Pilier de la transition agro-écologique, l’agriculture biologique progresse nettement, emmenée par un marché dynamique. « La consommation de produits bio a doublé en cinq ans et, aujourd’hui, le marché représente plus de 13M€, ce qui classe la France en deuxième position derrière l’Allemagne », remarque Claire Vanhée, conseillère pour Vienne Agro-bio et Bio Nouvelle-Aquitaine.

La région, qui se classe au deuxième rang français, compte 8 010 fermes bio. En termes de superficie, cela représente 329 247 hectares (certifiés ou en conversion. Dans la Vienne, les fermes bio représentent 13,5% (527) des fermes du département, ce qui revient à 8,7% de la surface agricole utile (40 834ha), certifiés ou en conversion.
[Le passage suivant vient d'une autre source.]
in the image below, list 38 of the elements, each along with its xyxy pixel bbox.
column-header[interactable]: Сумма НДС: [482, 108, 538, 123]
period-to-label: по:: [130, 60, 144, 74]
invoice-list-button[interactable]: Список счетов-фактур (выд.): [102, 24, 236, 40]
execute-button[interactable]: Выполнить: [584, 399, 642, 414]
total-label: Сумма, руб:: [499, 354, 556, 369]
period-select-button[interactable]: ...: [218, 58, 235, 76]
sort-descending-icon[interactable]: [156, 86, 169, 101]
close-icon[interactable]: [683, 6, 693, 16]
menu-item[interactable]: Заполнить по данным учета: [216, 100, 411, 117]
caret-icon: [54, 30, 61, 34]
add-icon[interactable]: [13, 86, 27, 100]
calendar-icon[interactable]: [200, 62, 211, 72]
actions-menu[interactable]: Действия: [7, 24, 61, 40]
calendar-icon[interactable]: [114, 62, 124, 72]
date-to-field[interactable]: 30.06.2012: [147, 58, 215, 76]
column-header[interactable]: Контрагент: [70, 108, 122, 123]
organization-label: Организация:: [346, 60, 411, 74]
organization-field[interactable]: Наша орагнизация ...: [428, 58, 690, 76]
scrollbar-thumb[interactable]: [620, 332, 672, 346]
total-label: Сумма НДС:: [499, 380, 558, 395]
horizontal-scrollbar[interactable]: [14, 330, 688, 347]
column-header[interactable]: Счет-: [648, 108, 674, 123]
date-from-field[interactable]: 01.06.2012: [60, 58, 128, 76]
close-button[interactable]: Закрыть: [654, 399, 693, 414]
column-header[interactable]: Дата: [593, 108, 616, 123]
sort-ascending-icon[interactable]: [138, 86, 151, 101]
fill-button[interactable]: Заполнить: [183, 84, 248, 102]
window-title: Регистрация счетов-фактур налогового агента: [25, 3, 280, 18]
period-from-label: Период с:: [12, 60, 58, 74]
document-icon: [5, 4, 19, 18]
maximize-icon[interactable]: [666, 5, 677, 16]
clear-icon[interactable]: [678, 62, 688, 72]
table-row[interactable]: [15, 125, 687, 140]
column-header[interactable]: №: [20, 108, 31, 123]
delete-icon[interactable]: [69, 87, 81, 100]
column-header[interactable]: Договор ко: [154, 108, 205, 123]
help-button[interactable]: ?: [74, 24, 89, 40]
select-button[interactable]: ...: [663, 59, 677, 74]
Et en 2021, 50 ont franchi le pas à leur tour.

La marge de progression est importante, à l’image la croissance actuelle en Nouvelle-Aquitaine : +35% de surfaces bio pour la viticulture entre 2019 et 2020, +9% pour les plantes fourragères, +13% pour les grandes cultures, + 40% pour les légumes frais, 11% pour les fruits et 21% pour les plantes à parfum, aromatiques et médicinales (PPAM). Côté production animale, le nombre de nouvelles exploitations bio augmentent également.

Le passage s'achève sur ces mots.